The exhibition also provides a scholarly account of two lost works on which Leonardo was working in Florence in the first decade of the 16th century – the weirdly erotic Leda and the Swan, known only from copies; and the Battle of Anghiari, an unfinished mural in the Palazzo Vecchio, later covered over with frescos by Giorgio Vasari. Two large copies of the Anghiari mural, made before its demise, show a savage balletic melee of snarling soldiers and terrified horses.
The paintings are famous and charismatic yet also strangely aloof: they inhabit their own meticulously formulated world. It is his drawings that buttonhole you, particularly the informal sketches with their rapidity and wit – what he called componimento inculto (‘intuitive composition’). Here is the joyous series, in leadpoint and brown ink, featuring a mother and child with a cat. They were done in the late 1470s, and prove to be a gestation of the Madonna and Child in the Uffizi Adoration of the Magi. A tiny sketch of the same period has a different kind of immediacy. It shows a hanged man – Bernardo di Bandino Baroncelli, the assassin of Giuliano de’Medici, executed at the Bargello in Florence in December 1479. This grim piece of reportage was probably intended to be worked up into a painting – both Verrocchio and Botticelli produced propagandist paintings in the aftermath of the conspiracy. Beside the drawing he carefully notes the clothes Bernardo wore – ‘small tan-coloured berretta […] blue coat lined with fox fur […] black jerkin with the collar covered with stippled velvet’.

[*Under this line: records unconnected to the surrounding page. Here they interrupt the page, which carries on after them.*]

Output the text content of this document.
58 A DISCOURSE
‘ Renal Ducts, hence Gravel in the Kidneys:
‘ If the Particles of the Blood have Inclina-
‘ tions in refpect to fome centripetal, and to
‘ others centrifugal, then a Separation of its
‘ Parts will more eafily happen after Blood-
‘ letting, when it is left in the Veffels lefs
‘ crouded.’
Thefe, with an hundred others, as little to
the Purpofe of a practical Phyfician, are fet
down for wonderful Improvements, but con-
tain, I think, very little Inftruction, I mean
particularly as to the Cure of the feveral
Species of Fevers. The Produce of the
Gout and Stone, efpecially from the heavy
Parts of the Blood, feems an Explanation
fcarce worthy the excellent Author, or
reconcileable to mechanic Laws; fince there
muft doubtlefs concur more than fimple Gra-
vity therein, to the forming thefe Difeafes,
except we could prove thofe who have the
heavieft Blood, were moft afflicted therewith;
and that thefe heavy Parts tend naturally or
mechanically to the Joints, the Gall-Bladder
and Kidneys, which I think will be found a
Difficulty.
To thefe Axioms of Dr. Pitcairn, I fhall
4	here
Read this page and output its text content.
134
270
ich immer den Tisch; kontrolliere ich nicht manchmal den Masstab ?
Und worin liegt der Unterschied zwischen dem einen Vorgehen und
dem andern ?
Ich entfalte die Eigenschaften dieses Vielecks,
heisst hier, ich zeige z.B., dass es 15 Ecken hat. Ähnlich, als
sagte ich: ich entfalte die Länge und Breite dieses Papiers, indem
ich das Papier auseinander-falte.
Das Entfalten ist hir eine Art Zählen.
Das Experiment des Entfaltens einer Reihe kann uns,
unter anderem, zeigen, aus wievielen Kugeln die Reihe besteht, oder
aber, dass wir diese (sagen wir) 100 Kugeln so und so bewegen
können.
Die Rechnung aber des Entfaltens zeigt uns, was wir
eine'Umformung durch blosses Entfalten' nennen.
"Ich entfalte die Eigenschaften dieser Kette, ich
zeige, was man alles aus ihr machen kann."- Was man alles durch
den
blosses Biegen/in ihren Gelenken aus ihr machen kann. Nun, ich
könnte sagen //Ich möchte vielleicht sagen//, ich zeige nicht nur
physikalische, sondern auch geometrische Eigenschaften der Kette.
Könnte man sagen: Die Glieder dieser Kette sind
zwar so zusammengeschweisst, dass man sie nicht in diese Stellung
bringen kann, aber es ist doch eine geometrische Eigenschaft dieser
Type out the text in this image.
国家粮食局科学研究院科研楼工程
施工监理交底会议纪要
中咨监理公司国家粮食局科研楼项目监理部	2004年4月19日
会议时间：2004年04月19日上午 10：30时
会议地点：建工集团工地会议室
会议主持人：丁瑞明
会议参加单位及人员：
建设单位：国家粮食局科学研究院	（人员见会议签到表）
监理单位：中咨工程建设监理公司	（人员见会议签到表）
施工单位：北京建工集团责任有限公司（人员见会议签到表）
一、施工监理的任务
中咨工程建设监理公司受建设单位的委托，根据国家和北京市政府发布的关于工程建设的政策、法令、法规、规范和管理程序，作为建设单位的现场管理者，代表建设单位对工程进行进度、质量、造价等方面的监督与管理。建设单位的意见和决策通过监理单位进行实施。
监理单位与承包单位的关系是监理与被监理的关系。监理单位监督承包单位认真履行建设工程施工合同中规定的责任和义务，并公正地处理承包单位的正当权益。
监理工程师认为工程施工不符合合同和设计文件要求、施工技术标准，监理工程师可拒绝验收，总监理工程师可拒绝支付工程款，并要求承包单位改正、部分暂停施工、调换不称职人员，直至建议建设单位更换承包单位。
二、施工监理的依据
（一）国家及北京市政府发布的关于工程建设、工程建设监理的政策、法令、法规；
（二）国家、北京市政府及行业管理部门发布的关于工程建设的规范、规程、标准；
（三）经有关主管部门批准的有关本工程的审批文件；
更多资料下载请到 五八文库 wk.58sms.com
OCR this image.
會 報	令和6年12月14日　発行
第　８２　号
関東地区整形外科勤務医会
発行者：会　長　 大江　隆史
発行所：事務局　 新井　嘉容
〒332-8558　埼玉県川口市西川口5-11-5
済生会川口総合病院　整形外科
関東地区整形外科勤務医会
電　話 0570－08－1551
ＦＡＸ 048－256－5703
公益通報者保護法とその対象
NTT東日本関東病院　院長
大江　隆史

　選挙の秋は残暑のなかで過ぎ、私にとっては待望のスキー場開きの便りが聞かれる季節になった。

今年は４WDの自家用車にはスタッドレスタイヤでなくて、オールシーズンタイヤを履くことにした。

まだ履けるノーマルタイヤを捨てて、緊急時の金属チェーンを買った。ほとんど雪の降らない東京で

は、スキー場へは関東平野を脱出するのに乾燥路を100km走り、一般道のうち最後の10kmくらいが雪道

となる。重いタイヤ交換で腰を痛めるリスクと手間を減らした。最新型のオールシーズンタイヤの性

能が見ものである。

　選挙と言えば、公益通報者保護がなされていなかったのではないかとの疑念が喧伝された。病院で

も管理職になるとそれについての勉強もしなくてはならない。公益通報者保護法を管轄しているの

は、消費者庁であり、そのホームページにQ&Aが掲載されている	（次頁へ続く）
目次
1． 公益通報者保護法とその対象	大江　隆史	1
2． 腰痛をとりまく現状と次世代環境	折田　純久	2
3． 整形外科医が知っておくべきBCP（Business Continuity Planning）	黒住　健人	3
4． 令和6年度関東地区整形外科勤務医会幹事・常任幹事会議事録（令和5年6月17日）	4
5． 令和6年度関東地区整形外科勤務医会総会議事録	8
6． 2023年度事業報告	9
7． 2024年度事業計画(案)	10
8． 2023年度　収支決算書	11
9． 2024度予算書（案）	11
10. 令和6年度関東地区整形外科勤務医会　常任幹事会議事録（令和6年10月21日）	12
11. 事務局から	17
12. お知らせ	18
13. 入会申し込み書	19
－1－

Also redolent of Leonardo’s presence are the dozen or so notebooks, packed with the astonishing variety of his interests – geometry, architecture, anatomy, botany, meteorology, lenses, shadows, whirlpools, and of course the flight of birds, applicable to his perennial dream of human flight. Some of them are pocketbooks no bigger than a pack of playing cards – an eyewitness account of Leonardo mentions a ‘little book he had always hanging at his belt’. These workaday objects, with their grubby vellum covers, are as close to him as we get.
‘Leonardo da Vinci’ is at the Musée du Louvre, Paris, until 24 February.